In July 2015, a couple of months after the search began, the first debris supposedly belonging to the plane was found on Reunion Island. After a laboratory examination, it was later confirmed to be a flaperon of the MH370. The search appeared to have found a coveted part of the plane when one of the underwater devices used in the search reportedly picked up pings from what was thought to be one of the black boxes of the plane. Another couple of weeks of search, however, produced no result. The latest of the debris, an outboard wing flap, was found in Tanzania in June 2016 after it was washed ashore by sea currents. This was the last positive from the search before the team released a joint statement indicating the search would be coming to an end after the 46,000 SQ km area of the Southern Indian Ocean had been covered. With no new evidence to suggest the need for an extension, the search team has now ended the three-year-long investigation into the fate of the jet, with no positive results.

Technically, the search for the flight from the official team of searchers made up of Malaysia, China, and Australia ended in July 2016 when the team released a statement indicating a scheduled end. At that point, they appeared to have concluded that no other thing could come from the fund-gulping search. And having rejected a report of a possible final resting place of the MH370 up north the search area in the Indian Ocean as being less specific, the team of searchers appeared to have lost interest in the project.

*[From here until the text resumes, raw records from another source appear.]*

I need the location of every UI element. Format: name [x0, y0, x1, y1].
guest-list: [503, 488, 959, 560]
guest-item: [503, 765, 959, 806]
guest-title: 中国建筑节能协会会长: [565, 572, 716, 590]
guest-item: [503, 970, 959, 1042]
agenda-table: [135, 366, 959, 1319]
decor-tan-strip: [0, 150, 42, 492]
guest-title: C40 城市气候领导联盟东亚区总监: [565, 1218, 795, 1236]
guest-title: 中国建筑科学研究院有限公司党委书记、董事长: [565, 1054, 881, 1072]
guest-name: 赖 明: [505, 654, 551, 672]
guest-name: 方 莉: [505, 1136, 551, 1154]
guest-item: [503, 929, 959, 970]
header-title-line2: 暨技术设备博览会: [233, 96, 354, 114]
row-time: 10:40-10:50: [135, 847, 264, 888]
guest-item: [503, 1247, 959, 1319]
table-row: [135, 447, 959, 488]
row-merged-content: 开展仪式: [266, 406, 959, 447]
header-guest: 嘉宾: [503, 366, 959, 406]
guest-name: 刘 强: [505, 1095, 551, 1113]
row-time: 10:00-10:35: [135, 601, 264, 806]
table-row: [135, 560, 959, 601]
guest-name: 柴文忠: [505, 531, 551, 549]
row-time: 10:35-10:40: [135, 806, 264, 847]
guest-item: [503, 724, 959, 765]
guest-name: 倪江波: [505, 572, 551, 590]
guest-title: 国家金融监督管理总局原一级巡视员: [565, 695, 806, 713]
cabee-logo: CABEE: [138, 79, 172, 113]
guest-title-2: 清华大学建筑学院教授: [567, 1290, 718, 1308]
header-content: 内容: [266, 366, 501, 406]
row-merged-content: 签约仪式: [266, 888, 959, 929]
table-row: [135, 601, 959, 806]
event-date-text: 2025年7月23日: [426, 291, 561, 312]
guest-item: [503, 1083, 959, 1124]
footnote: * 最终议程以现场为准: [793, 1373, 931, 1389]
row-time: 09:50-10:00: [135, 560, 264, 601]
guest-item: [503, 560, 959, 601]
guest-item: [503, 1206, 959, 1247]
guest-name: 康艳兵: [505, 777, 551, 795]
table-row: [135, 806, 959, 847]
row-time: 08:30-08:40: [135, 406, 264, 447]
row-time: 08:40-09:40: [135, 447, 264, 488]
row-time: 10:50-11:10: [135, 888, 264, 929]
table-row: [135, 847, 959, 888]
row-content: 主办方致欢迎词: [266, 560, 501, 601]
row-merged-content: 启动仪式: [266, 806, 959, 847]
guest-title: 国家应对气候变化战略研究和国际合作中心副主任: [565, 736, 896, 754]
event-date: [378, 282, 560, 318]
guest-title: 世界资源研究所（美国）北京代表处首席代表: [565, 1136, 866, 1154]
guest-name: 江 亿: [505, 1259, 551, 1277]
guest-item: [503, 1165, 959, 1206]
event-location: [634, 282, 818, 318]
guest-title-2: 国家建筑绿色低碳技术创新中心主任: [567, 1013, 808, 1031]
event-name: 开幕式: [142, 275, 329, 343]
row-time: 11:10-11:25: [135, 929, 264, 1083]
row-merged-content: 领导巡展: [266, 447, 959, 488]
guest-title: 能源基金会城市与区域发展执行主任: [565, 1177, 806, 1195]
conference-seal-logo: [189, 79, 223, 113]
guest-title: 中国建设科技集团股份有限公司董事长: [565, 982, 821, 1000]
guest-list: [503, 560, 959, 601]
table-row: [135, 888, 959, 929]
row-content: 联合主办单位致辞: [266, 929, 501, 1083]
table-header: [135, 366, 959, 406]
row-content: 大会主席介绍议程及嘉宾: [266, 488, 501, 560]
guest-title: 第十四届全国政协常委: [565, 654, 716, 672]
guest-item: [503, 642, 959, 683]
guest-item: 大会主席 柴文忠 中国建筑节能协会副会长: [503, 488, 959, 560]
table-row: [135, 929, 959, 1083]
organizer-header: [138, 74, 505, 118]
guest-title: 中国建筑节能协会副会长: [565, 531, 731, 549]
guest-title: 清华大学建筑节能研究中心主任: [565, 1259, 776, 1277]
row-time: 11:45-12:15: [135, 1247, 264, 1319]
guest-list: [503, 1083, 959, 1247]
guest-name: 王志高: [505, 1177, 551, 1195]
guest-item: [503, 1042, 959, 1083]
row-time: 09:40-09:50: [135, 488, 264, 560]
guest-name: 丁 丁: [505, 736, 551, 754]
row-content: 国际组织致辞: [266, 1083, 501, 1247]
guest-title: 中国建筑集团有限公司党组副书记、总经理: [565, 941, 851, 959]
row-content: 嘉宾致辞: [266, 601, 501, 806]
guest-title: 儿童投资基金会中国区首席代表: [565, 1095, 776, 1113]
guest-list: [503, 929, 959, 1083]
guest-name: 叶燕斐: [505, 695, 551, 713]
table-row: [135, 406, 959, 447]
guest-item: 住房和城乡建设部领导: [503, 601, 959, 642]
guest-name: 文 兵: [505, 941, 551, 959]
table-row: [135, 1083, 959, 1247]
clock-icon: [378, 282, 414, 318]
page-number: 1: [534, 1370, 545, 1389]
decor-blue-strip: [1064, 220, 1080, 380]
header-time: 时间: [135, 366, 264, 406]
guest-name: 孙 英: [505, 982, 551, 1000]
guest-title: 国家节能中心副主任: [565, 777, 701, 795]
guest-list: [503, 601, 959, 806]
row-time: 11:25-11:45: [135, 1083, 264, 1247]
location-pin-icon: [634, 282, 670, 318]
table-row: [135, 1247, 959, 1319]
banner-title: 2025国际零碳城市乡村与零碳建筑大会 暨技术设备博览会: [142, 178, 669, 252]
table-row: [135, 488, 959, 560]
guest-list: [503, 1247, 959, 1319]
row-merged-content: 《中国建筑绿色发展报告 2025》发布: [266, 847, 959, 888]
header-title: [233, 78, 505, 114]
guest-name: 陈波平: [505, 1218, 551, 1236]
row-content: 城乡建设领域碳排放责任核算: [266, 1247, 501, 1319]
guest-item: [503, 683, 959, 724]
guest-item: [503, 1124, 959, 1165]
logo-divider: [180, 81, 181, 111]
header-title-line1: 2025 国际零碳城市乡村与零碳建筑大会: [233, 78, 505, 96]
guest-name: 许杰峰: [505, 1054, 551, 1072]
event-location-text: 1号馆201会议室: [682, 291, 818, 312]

As an end has now been pronounced on the search and with the team having little or no interest in an extension, the only hope for families and sympathizers of the passengers on board the flight appears to rest with the ability of nature to succeed where technology fails. The fact that some debris of missing airliners have reappeared years after search ended, as well as the fact that some of the debris found so far, were washed ashore is a pointer to the ability of nature providing the much-needed answers in the search for the missing jetliner.

If the words of John Goglia, a member of the US National Transportation Safety Board are anything to go by, there remains a possibility of a privately funded search. However, at the moment, the only hope of ever finding the debris of the jet remains with nature.